An index is useless in a list since std::list does not overload the [] operator.
答案取决于您的表示:
std::list,使用iterator(而不是指针),因为iterator允许您删除元素而不遍历整个列表。std::map或boost::unordered_map,请使用Key(当然)如果您使用关联,您的设计将会更加强大容器,因为关联容器使您能够查询对象是否存在,而不是调用未定义的行为。
尝试对
map和unordered_map进行基准测试,看看哪一个在您的情况下更快:)The answer depends on your representation:
std::list, use aniterator(not a pointer), because aniteratorallows you to remove the element without walking the whole list.std::maporboost::unordered_map, use theKey(of course)Your design would be much strong if you used an associative container, because associative containers give you the ability to query for the presence of the object, rather than invoking Undefined Behavior.
Try benchmarking both
mapandunordered_mapto see which one is faster in your case :)IIF 内部表示将是形状列表,则指针和迭代器是安全的。
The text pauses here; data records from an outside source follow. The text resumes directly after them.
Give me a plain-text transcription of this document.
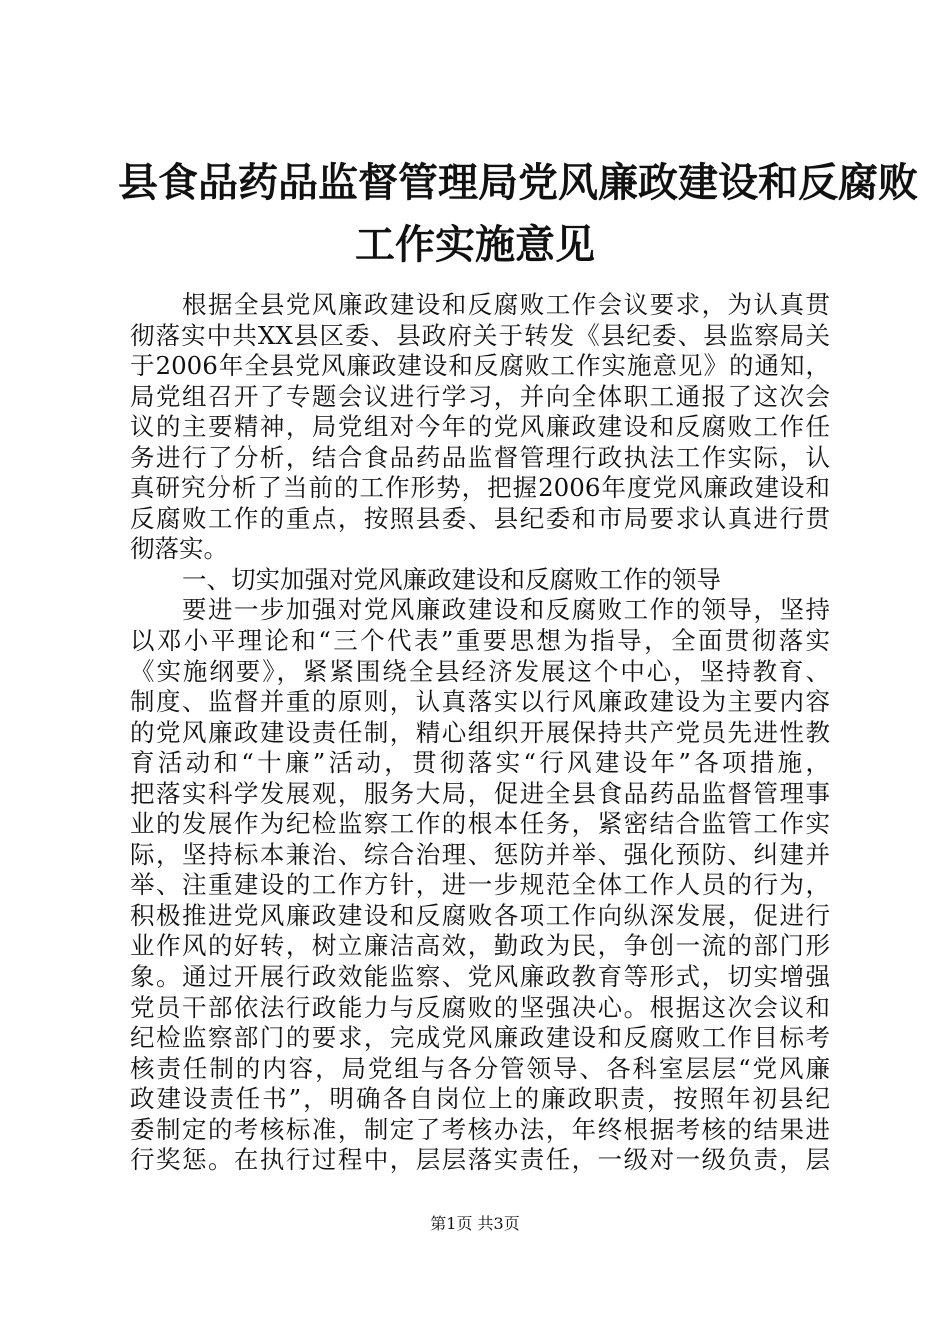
县食品药品监督管理局党风廉政建设和反腐败
工作实施意见
根据全县党风廉政建设和反腐败工作会议要求，为认真贯
彻落实中共XX县区委、县政府关于转发《县纪委、县监察局关
于2006年全县党风廉政建设和反腐败工作实施意见》的通知，
局党组召开了专题会议进行学习，并向全体职工通报了这次会
议的主要精神，局党组对今年的党风廉政建设和反腐败工作任
务进行了分析，结合食品药品监督管理行政执法工作实际，认
真研究分析了当前的工作形势，把握2006年度党风廉政建设和
反腐败工作的重点，按照县委、县纪委和市局要求认真进行贯
彻落实。
一、切实加强对党风廉政建设和反腐败工作的领导
要进一步加强对党风廉政建设和反腐败工作的领导，坚持
以邓小平理论和“三个代表”重要思想为指导，全面贯彻落实
《实施纲要》，紧紧围绕全县经济发展这个中心，坚持教育、
制度、监督并重的原则，认真落实以行风廉政建设为主要内容
的党风廉政建设责任制，精心组织开展保持共产党员先进性教
育活动和“十廉”活动，贯彻落实“行风建设年”各项措施，
把落实科学发展观，服务大局，促进全县食品药品监督管理事
业的发展作为纪检监察工作的根本任务，紧密结合监管工作实
际，坚持标本兼治、综合治理、惩防并举、强化预防、纠建并
举、注重建设的工作方针，进一步规范全体工作人员的行为，
积极推进党风廉政建设和反腐败各项工作向纵深发展，促进行
业作风的好转，树立廉洁高效，勤政为民，争创一流的部门形
象。通过开展行政效能监察、党风廉政教育等形式，切实增强
党员干部依法行政能力与反腐败的坚强决心。根据这次会议和
纪检监察部门的要求，完成党风廉政建设和反腐败工作目标考
核责任制的内容，局党组与各分管领导、各科室层层“党风廉
政建设责任书”，明确各自岗位上的廉政职责，按照年初县纪
委制定的考核标准，制定了考核办法，年终根据考核的结果进
行奖惩。在执行过程中，层层落实责任，一级对一级负责，层
第1页 共3页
一旦分配了元素,就不会发生重定位。出于明显的访问性能原因,我不会推荐索引。如果是列表,则为 O(n)。
如果您使用向量,则不要使用迭代器或指针,因为当超出向量容量时可以重新定位元素,并且您的指针/迭代器将变得无效。
如果您想要一个无论内部容器如何都是安全的表示,那么创建一个指向形状的指针的容器(列表/向量),并将形状指针返回给您的客户端。即使容器在内存中移动,Shape 对象也将保留在同一位置。
IIF the internal representation will be a list of Shapes, then pointers and iterators are safe. Once an element is allocated, no relocation will ever occur. I wouldn't recommend an index for obvious access performance reasons. O(n) in case of lists.
If you were using a vector, then don't use iterators or pointers, because elements can be relocated when you exceed the vectors capacity, and your pointers/iterators would become invalid.
If you want a representation that is safe regardless of the internal container, then create a container (list/vector) of pointers to your shapes, and return the shape pointer to your client. Even if the container is moved around in memory, the Shape objects will stay in the same location.
迭代器并不比指针更安全,但如果您使用的是经过检查的 STL 实现,那么迭代器的诊断能力要比原始指针好得多!
例如,在调试版本中,如果返回指向列表元素的指针,然后擦除该列表元素,则会出现悬空指针。如果您访问它,您会崩溃,并且您看到的只是垃圾数据。这可能会导致很难找出问题所在。
如果您使用迭代器并且有一个经过检查的 STL 实现,那么一旦您访问已擦除元素的迭代器,您就会收到类似“迭代器已失效”的消息。那是因为你删除了它指向的元素。 Boom,您刚刚为自己节省了大量的调试工作。
因此,不是 O(n) 性能的索引。在指针和迭代器之间 - 总是迭代器!
Iterators aren't safer than pointers, but they have much better diagnostics than raw pointers if you're using a checked STL implementation!
For example, in a debug build, if you return a pointer to a list element, then erase that list element, you have a dangling pointer. If you access it you get a crash and all you can see is junk data. That can make it difficult to work out what went wrong.
If you use an iterator and you have a checked STL implementation, as soon as you access the iterator to an erased element, you get a message something like "iterator was invalidated". That's because you erased the element it points to. Boom, you just saved yourself potentially a whole lot of debugging effort.
So, not indices for O(n) performance. Between pointers and iterators - always iterators!